Furthermore, distinguishing distributed (polysemantic) from localized (monosemantic) feature learning is possible via the types of invariant manifolds and transition mechanisms the framework identifies.
Broader Theoretical and Practical Implications
The framework advances understanding of incremental learning dynamics, subsuming earlier results for individual architectures into a unified theory. It predicts when plateaued, stage-like learning should occur and provides diagnostic tools for assessing the effective width and complexity of solutions at each training phase.
The implications extend to the design of architectures and initialization schemes for improved sample efficiency, feature learning, and optimization stability. The underlying permutation symmetry exploited may also generalize to recurrent architectures, unsupervised learning, and alternative training rules.

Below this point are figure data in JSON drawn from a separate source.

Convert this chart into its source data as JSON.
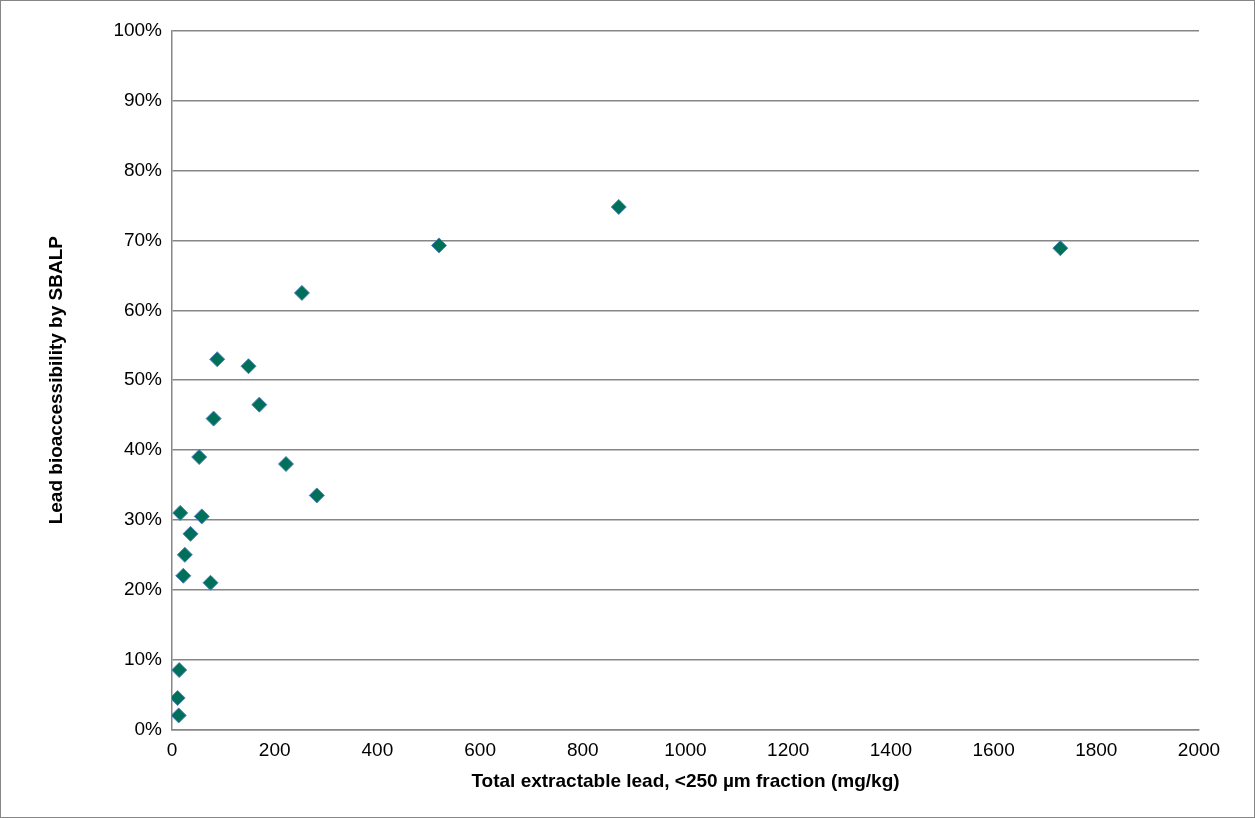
{
  "chart_data": {
    "type": "scatter",
    "xlabel": "Total extractable lead, <250 µm fraction (mg/kg)",
    "ylabel": "Lead bioaccessibility by SBALP",
    "x": [
      88,
      149,
      170,
      81,
      53,
      222,
      282,
      16,
      58,
      36,
      25,
      22,
      75,
      14,
      11,
      13,
      253,
      520,
      870,
      1730
    ],
    "values": [
      53,
      52,
      46.5,
      44.5,
      39,
      38,
      33.5,
      31,
      30.5,
      28,
      25,
      22,
      21,
      8.5,
      4.5,
      2,
      62.5,
      69.3,
      74.8,
      68.9
    ],
    "color": "#00705a",
    "marker": "diamond",
    "grid": "y",
    "xlim": [
      0,
      2000
    ],
    "xticks": [
      0,
      200,
      400,
      600,
      800,
      1000,
      1200,
      1400,
      1600,
      1800,
      2000
    ],
    "ylim": [
      0,
      100
    ],
    "yticks": [
      {
        "value": 0,
        "label": "0%"
      },
      {
        "value": 10,
        "label": "10%"
      },
      {
        "value": 20,
        "label": "20%"
      },
      {
        "value": 30,
        "label": "30%"
      },
      {
        "value": 40,
        "label": "40%"
      },
      {
        "value": 50,
        "label": "50%"
      },
      {
        "value": 60,
        "label": "60%"
      },
      {
        "value": 70,
        "label": "70%"
      },
      {
        "value": 80,
        "label": "80%"
      },
      {
        "value": 90,
        "label": "90%"
      },
      {
        "value": 100,
        "label": "100%"
      }
    ]
  }
}
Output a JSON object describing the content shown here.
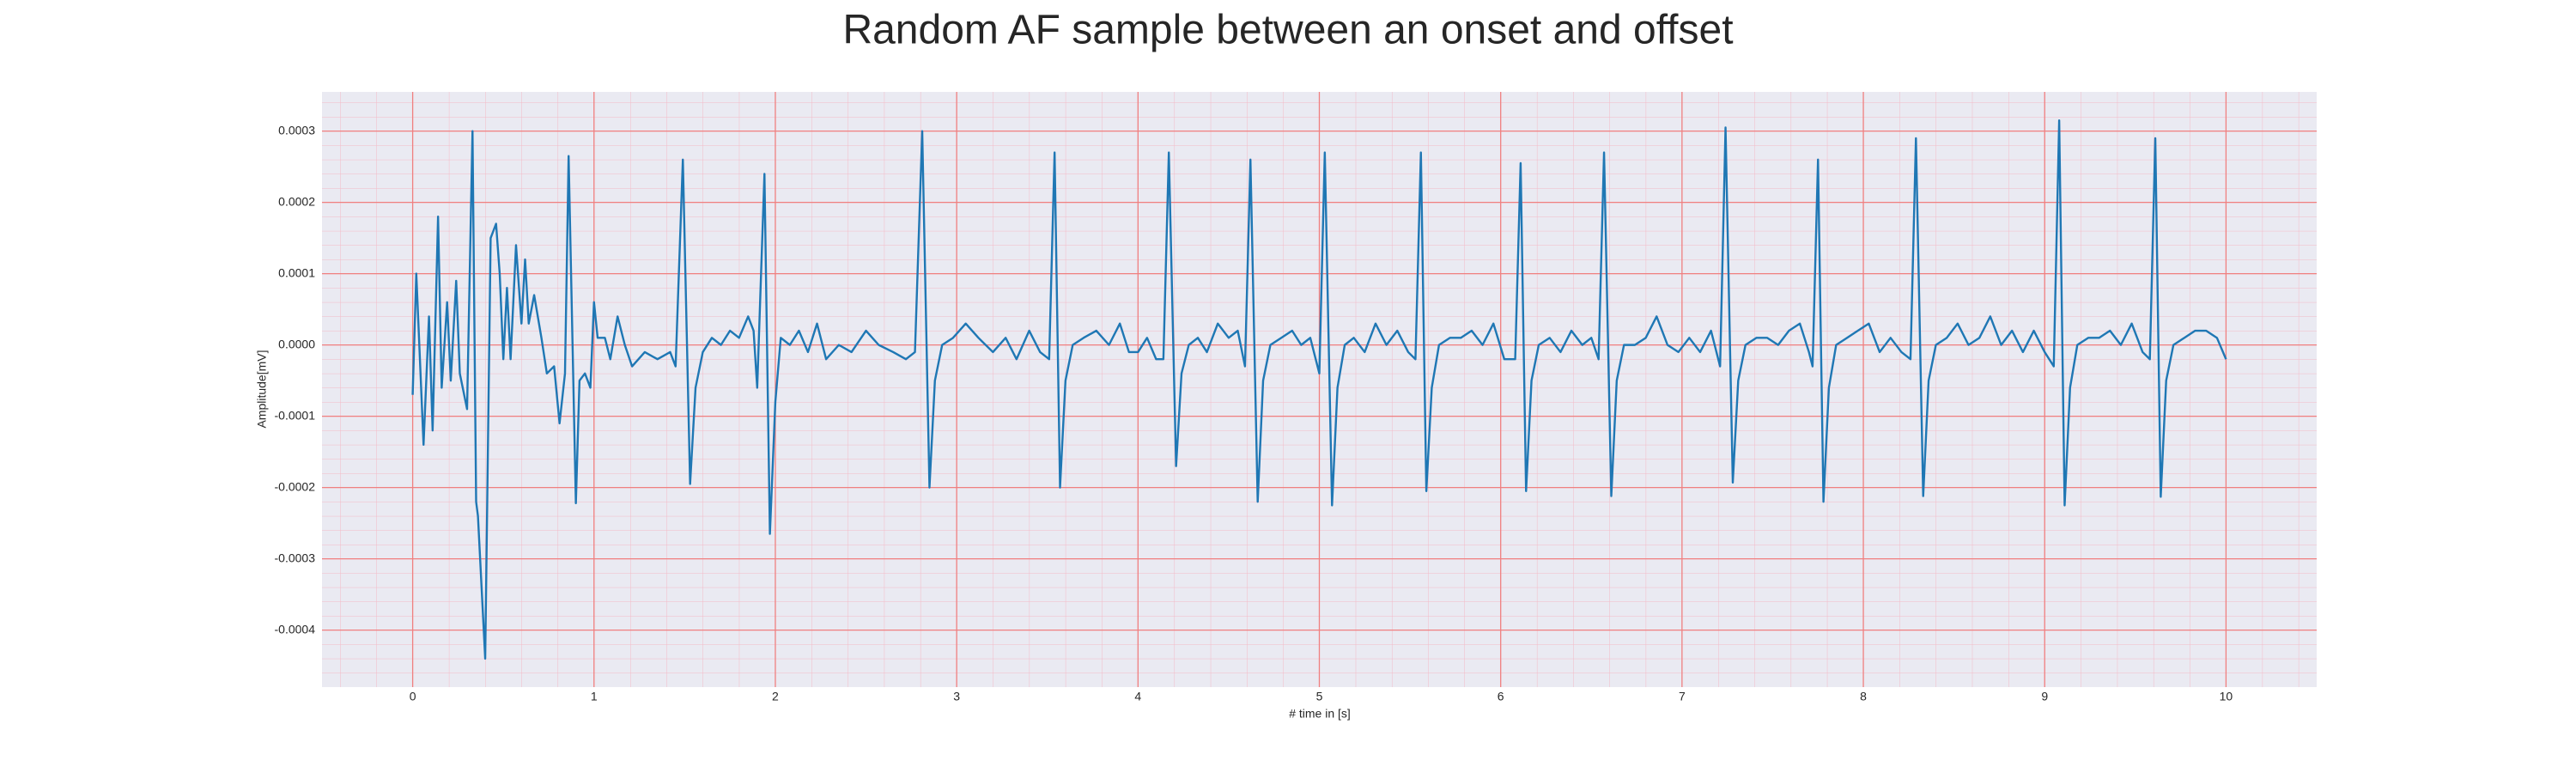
{
  "chart_data": {
    "type": "line",
    "title": "Random AF sample between an onset and offset",
    "xlabel": "# time in [s]",
    "ylabel": "Amplitude[mV]",
    "xlim": [
      -0.5,
      10.5
    ],
    "ylim": [
      -0.00048,
      0.000355
    ],
    "xticks": [
      0,
      1,
      2,
      3,
      4,
      5,
      6,
      7,
      8,
      9,
      10
    ],
    "yticks": [
      -0.0004,
      -0.0003,
      -0.0002,
      -0.0001,
      {
        "value": 0,
        "label": "0.0000"
      },
      0.0001,
      0.0002,
      0.0003
    ],
    "grid": true,
    "x": [
      0,
      0.02,
      0.06,
      0.09,
      0.11,
      0.14,
      0.16,
      0.19,
      0.21,
      0.24,
      0.26,
      0.3,
      0.33,
      0.35,
      0.36,
      0.4,
      0.43,
      0.46,
      0.48,
      0.5,
      0.52,
      0.54,
      0.57,
      0.6,
      0.62,
      0.64,
      0.67,
      0.71,
      0.74,
      0.78,
      0.81,
      0.84,
      0.86,
      0.9,
      0.92,
      0.95,
      0.98,
      1.0,
      1.02,
      1.06,
      1.09,
      1.13,
      1.17,
      1.21,
      1.28,
      1.35,
      1.42,
      1.45,
      1.49,
      1.53,
      1.56,
      1.6,
      1.65,
      1.7,
      1.75,
      1.8,
      1.85,
      1.88,
      1.9,
      1.94,
      1.97,
      2.0,
      2.03,
      2.08,
      2.13,
      2.18,
      2.23,
      2.28,
      2.35,
      2.42,
      2.5,
      2.57,
      2.65,
      2.72,
      2.77,
      2.81,
      2.85,
      2.88,
      2.92,
      2.98,
      3.05,
      3.12,
      3.2,
      3.27,
      3.33,
      3.4,
      3.46,
      3.51,
      3.54,
      3.57,
      3.6,
      3.64,
      3.7,
      3.77,
      3.84,
      3.9,
      3.95,
      4.0,
      4.05,
      4.1,
      4.14,
      4.17,
      4.21,
      4.24,
      4.28,
      4.33,
      4.38,
      4.44,
      4.5,
      4.55,
      4.59,
      4.62,
      4.66,
      4.69,
      4.73,
      4.79,
      4.85,
      4.9,
      4.95,
      5.0,
      5.03,
      5.07,
      5.1,
      5.14,
      5.19,
      5.25,
      5.31,
      5.37,
      5.43,
      5.49,
      5.53,
      5.56,
      5.59,
      5.62,
      5.66,
      5.72,
      5.78,
      5.84,
      5.9,
      5.96,
      6.02,
      6.08,
      6.11,
      6.14,
      6.17,
      6.21,
      6.27,
      6.33,
      6.39,
      6.45,
      6.5,
      6.54,
      6.57,
      6.61,
      6.64,
      6.68,
      6.74,
      6.8,
      6.86,
      6.92,
      6.98,
      7.04,
      7.1,
      7.16,
      7.21,
      7.24,
      7.28,
      7.31,
      7.35,
      7.41,
      7.47,
      7.53,
      7.59,
      7.65,
      7.7,
      7.72,
      7.75,
      7.78,
      7.81,
      7.85,
      7.91,
      7.97,
      8.03,
      8.09,
      8.15,
      8.21,
      8.26,
      8.29,
      8.33,
      8.36,
      8.4,
      8.46,
      8.52,
      8.58,
      8.64,
      8.7,
      8.76,
      8.82,
      8.88,
      8.94,
      9.0,
      9.05,
      9.08,
      9.11,
      9.14,
      9.18,
      9.24,
      9.3,
      9.36,
      9.42,
      9.48,
      9.54,
      9.58,
      9.61,
      9.64,
      9.67,
      9.71,
      9.77,
      9.83,
      9.89,
      9.95,
      10.0
    ],
    "series": [
      {
        "color": "#1f77b4",
        "values": [
          -7e-05,
          0.0001,
          -0.00014,
          4e-05,
          -0.00012,
          0.00018,
          -6e-05,
          6e-05,
          -5e-05,
          9e-05,
          -4e-05,
          -9e-05,
          0.0003,
          -0.00022,
          -0.00024,
          -0.00044,
          0.00015,
          0.00017,
          0.0001,
          -2e-05,
          8e-05,
          -2e-05,
          0.00014,
          3e-05,
          0.00012,
          3e-05,
          7e-05,
          1e-05,
          -4e-05,
          -3e-05,
          -0.00011,
          -4e-05,
          0.000265,
          -0.000222,
          -5e-05,
          -4e-05,
          -6e-05,
          6e-05,
          1e-05,
          1e-05,
          -2e-05,
          4e-05,
          0,
          -3e-05,
          -1e-05,
          -2e-05,
          -1e-05,
          -3e-05,
          0.00026,
          -0.000195,
          -6e-05,
          -1e-05,
          1e-05,
          0,
          2e-05,
          1e-05,
          4e-05,
          2e-05,
          -6e-05,
          0.00024,
          -0.000265,
          -8e-05,
          1e-05,
          0,
          2e-05,
          -1e-05,
          3e-05,
          -2e-05,
          0,
          -1e-05,
          2e-05,
          0,
          -1e-05,
          -2e-05,
          -1e-05,
          0.0003,
          -0.0002,
          -5e-05,
          0,
          1e-05,
          3e-05,
          1e-05,
          -1e-05,
          1e-05,
          -2e-05,
          2e-05,
          -1e-05,
          -2e-05,
          0.00027,
          -0.0002,
          -5e-05,
          0,
          1e-05,
          2e-05,
          0,
          3e-05,
          -1e-05,
          -1e-05,
          1e-05,
          -2e-05,
          -2e-05,
          0.00027,
          -0.00017,
          -4e-05,
          0,
          1e-05,
          -1e-05,
          3e-05,
          1e-05,
          2e-05,
          -3e-05,
          0.00026,
          -0.00022,
          -5e-05,
          0,
          1e-05,
          2e-05,
          0,
          1e-05,
          -4e-05,
          0.00027,
          -0.000225,
          -6e-05,
          0,
          1e-05,
          -1e-05,
          3e-05,
          0,
          2e-05,
          -1e-05,
          -2e-05,
          0.00027,
          -0.000205,
          -6e-05,
          0,
          1e-05,
          1e-05,
          2e-05,
          0,
          3e-05,
          -2e-05,
          -2e-05,
          0.000255,
          -0.000205,
          -5e-05,
          0,
          1e-05,
          -1e-05,
          2e-05,
          0,
          1e-05,
          -2e-05,
          0.00027,
          -0.000212,
          -5e-05,
          0,
          0,
          1e-05,
          4e-05,
          0,
          -1e-05,
          1e-05,
          -1e-05,
          2e-05,
          -3e-05,
          0.000305,
          -0.000193,
          -5e-05,
          0,
          1e-05,
          1e-05,
          0,
          2e-05,
          3e-05,
          -1e-05,
          -3e-05,
          0.00026,
          -0.00022,
          -6e-05,
          0,
          1e-05,
          2e-05,
          3e-05,
          -1e-05,
          1e-05,
          -1e-05,
          -2e-05,
          0.00029,
          -0.000212,
          -5e-05,
          0,
          1e-05,
          3e-05,
          0,
          1e-05,
          4e-05,
          0,
          2e-05,
          -1e-05,
          2e-05,
          -1e-05,
          -3e-05,
          0.000315,
          -0.000225,
          -6e-05,
          0,
          1e-05,
          1e-05,
          2e-05,
          0,
          3e-05,
          -1e-05,
          -2e-05,
          0.00029,
          -0.000213,
          -5e-05,
          0,
          1e-05,
          2e-05,
          2e-05,
          1e-05,
          -2e-05
        ]
      }
    ]
  }
}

Open questions concern the exhaustiveness of the classes of invariant manifolds and fixed points described, the Markovianity of saddle transitions, and the identification of new mechanisms in other architectures or learning regimes.
Conclusion
The paper presents a unified theoretical account for why gradient descent drives neural networks toward increasingly complex solutions via saddle-to-saddle transitions. By grounding simplicity bias in the geometry of loss landscapes—embedded fixed points and invariant manifolds—it enables precise prediction and control of learning dynamics across a range of neural architectures. The distinction between mechanisms for linear versus nonlinear architectures highlights the dependency on activation properties, data spectra, and initialization. The results suggest practical guidelines for architecture and training protocol design, and open rich avenues for further investigation into learning dynamics, representation formation, and inductive bias in deep learning.